Stages 5-6c on the Reisberg (FAST)          Duration: 2-10 years on the Gwyther Scale

The Taking-Over Stage of Care is characterized by the breakdown between the conscious and subconscious - unconscious thought process. 

By the beginning of this stage the family member needs total supervision, whether they want it or not.

During this phase, every aspect of knowledge your family member has will be affected.

It is important to understand that communication is not simply about the use of words placed in the right order.

Most of the behaviors evolve out of how their environment is perceived.

This is the time when the caregiver must begin to feel the sanctity of their role.

Join a support group and ask for help.

The good news is that all the behaviors eventually pass.

Giving  up  the  controls vs. Taking over the controls 

... In terms of the mid stages of care the role of parent and caregiver are not that unlike, except that the process is in reverse for the caregiver.  

Childhood Development:  Ages 2 years to age 8:  (Reisberg, Figure III)

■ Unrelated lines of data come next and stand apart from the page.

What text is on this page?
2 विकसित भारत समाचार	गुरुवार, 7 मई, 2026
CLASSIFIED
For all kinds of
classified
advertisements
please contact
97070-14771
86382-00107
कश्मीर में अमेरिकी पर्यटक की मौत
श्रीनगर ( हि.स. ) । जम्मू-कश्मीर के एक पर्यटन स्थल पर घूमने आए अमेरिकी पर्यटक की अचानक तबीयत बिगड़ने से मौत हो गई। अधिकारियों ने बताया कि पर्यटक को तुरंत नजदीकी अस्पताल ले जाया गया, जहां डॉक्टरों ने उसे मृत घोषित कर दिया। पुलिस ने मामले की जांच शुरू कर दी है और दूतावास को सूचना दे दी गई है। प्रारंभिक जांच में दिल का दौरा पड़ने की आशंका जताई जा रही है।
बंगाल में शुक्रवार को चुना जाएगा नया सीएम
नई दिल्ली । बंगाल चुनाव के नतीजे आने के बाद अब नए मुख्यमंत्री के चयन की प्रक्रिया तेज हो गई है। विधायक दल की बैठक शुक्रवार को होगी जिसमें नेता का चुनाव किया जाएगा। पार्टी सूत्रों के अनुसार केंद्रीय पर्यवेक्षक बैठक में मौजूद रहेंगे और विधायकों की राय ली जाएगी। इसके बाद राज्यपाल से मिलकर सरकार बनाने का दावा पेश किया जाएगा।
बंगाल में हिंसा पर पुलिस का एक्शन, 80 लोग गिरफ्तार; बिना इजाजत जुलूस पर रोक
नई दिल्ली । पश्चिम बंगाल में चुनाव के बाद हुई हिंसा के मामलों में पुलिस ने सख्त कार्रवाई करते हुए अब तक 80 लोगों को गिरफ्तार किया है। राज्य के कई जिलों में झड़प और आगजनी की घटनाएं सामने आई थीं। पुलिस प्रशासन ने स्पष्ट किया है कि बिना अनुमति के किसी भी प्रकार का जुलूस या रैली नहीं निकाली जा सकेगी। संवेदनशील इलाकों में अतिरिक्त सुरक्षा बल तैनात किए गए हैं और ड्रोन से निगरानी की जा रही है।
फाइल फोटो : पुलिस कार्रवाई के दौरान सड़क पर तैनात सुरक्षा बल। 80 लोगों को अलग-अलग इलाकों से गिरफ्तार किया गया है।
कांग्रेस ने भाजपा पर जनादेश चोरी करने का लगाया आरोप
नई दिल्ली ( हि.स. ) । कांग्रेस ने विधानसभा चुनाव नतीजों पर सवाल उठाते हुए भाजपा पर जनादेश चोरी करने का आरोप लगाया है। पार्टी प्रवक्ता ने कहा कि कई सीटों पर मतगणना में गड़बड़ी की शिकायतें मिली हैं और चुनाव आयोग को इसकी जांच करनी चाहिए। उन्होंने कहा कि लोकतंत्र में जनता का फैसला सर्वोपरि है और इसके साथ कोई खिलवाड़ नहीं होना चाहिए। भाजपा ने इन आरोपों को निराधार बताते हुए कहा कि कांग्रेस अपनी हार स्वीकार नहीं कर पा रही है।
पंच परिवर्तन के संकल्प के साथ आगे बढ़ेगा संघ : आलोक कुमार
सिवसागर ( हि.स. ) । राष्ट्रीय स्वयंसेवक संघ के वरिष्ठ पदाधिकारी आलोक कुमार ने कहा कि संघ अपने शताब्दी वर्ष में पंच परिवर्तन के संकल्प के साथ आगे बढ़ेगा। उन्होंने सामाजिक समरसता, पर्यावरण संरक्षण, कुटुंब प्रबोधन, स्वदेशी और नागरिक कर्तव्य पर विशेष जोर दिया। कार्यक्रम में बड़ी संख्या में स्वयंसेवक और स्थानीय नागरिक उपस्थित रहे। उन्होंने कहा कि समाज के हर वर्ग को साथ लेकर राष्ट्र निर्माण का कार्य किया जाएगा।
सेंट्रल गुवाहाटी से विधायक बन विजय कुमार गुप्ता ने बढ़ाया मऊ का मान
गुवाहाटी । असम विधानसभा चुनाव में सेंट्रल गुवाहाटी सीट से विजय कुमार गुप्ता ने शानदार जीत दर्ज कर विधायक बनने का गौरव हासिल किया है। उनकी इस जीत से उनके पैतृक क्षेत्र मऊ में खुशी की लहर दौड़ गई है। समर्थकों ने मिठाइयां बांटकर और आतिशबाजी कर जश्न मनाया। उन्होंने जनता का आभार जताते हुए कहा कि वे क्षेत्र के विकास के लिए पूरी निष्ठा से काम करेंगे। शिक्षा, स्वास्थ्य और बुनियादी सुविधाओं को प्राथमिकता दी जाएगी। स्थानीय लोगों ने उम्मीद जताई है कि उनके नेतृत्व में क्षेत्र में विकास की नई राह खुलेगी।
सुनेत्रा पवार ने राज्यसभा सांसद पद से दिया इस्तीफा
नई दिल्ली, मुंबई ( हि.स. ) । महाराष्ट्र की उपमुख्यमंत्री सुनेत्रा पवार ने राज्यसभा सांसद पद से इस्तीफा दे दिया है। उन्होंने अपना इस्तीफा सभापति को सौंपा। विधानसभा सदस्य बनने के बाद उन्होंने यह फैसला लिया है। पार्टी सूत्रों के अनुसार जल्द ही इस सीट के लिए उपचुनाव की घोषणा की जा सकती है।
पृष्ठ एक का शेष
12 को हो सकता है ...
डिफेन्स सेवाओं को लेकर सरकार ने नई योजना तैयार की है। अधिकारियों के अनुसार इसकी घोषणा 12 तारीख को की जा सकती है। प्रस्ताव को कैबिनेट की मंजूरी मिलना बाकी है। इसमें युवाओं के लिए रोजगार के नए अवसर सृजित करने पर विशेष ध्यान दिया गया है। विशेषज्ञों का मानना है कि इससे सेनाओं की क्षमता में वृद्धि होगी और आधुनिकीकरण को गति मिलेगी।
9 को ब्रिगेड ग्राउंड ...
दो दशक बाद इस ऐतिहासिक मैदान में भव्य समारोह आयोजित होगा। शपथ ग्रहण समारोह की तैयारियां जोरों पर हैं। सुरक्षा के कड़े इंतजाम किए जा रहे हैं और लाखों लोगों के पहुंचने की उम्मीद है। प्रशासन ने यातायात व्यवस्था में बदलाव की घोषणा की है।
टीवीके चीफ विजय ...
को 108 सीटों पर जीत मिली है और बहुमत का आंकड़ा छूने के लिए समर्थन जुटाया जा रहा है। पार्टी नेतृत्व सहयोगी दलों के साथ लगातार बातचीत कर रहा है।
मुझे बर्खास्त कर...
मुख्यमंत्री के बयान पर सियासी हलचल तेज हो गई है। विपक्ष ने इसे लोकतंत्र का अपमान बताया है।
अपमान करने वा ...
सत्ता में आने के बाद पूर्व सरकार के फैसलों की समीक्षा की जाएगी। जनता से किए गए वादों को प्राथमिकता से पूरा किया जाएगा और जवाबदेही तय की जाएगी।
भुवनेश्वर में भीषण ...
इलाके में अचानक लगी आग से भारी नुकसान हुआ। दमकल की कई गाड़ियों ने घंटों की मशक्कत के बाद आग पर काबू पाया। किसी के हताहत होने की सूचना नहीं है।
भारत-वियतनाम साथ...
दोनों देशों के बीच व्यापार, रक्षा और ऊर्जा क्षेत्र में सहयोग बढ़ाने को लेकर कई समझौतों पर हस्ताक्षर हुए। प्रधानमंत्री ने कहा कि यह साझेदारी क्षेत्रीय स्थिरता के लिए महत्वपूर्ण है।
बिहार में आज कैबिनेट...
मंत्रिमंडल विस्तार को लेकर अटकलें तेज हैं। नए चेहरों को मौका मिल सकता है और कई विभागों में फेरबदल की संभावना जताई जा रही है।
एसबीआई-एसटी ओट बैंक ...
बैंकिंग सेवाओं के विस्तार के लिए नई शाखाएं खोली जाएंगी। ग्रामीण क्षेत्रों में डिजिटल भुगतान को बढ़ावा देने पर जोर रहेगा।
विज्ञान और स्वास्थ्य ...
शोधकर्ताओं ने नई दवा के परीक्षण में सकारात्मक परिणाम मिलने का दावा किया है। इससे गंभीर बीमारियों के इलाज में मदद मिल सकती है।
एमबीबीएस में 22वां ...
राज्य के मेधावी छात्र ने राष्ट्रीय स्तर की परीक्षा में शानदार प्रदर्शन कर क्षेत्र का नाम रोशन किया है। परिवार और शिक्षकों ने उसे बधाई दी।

During this phase of care the parent is no longer just responsible for the basic safety and physical and nurturing needs of the child, they are now endowed with a more important function.  That function is to give the child all the skills needed to become an independent adult.  This not only involves teaching simple skills such as dressing and toileting and using table utensils, it involved forging attitudes, social mores, moral behaviors, and religious conscience. As a parent you teach by example, attitude, encouragement, and conscious effort. You have the dominant role in helping the child take those first steps, both literally and figuratively speaking. This period of development is a time of great change that spans up to 20 years and you sometimes feel as if you are held prisoner by the engrossing and encompassing need to assert your autonomy while your child becomes an adult and learns, in the process to test and develop its own.

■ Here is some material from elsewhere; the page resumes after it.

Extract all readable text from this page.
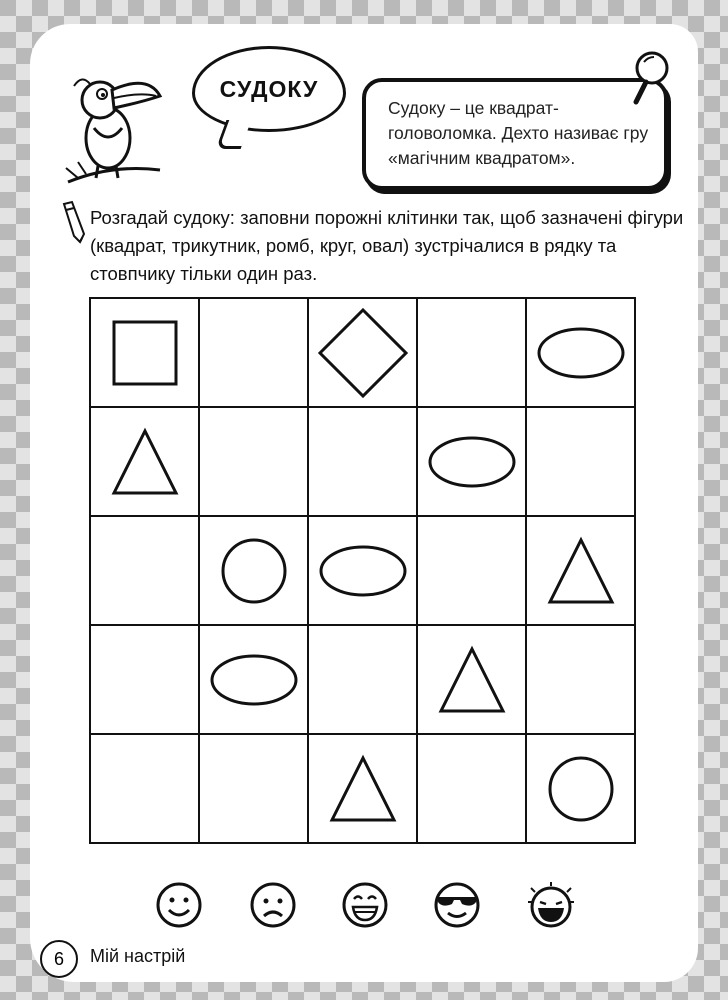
СУДОКУ
Судоку – це квадрат-головоломка. Дехто називає гру «магічним квадратом».
Розгадай судоку: заповни порожні клітинки так, щоб зазначені фігури (квадрат, трикутник, ромб, круг, овал) зустрічалися в рядку та стовпчику тільки один раз.
6 Мій настрій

In a sense, you walk a fine line teaching the child the meaning of autonomy while they are still living in a totalitarian environment.   Everything done during those first 12 years of life is aimed at forging their independence and your eventual relinquishment as the one in control.  

Alzheimer's Deterioration: The Mid-Stage   (Reisberg, FAST)

As the caregiver during this phase of the illness, you walk a similar tightrope.  In this case however, you aren’t teaching your family member autonomy, your are helping them give it up.   This entails acceptance and understanding of their present autonomy as an adult human being but at the same time knowing that someone has to be there to supervise, step in when needed, and ultimately take charge because they no longer can command those qualities on their own. They are in a sense moving backwards from age 7 to the age of 2.   As a caregiver during this phase of the illness you are in the process of  taking Charge of the controls and your family member is in the process of giving them up.  

The Taking Charge Stage of Care is characterized by the breakdown between conscious and the subconscious/unconscious thought process of the brain.  The lines between these functions fade.

Because the brain can no longer regulate or control conscious thought the more subtle functions that fill out our personalities and establish our reality, those elements that utilize our subconscious and unconscious thoughts are left flapping in the wind.  The family member is assailed with delusional behaviors, hallucinations, combative behaviors, perceptual deficits, and loss of motor skills as well as physical changes that occur, weight fluctuations, balance, etc.  Reasoning ability disintegrates throughout this period, rote memory becomes inaccessible, and the ability to discern reality is grossly affected.  Communication breaks down and the person experiences extreme word finding problems, difficulty constructing thoughts in words, and abstract reasoning is fragmented at best.

*Webster’s Universal Unabridged Dictionary of the English Language defines Subconscious:*  1 Occurring without conscious perception, or with only slight perception, on the part of the individual: said of mental processes and reaction.  2 Not fully conscious; imperfectly aware.     3  That portion of mental activity of which the individual has little or no conscious control.

Unconscious:* (a) not endowed with consciousness; mindless; (b) temporarily deprived of consciousness.  Not aware (of), as he was unconscious of his mistake.  Not known, realized or intended by the person himself; as, an unconscious act, an unconscious insult.  Not aware of one’s own existence; not conscious of self.  Having to do with those of one’s mental processes that one is unable to bring into his consciousness.  The Unconscious; in psychoanalysis, the sum of all thoughts, impulses, desires, feelings, etc. of which the individual is not conscious but which influence his behavior; that part of one’s psyche which comprises repressed desires and other matter excluded from, but often tending to affect, the consciousness. 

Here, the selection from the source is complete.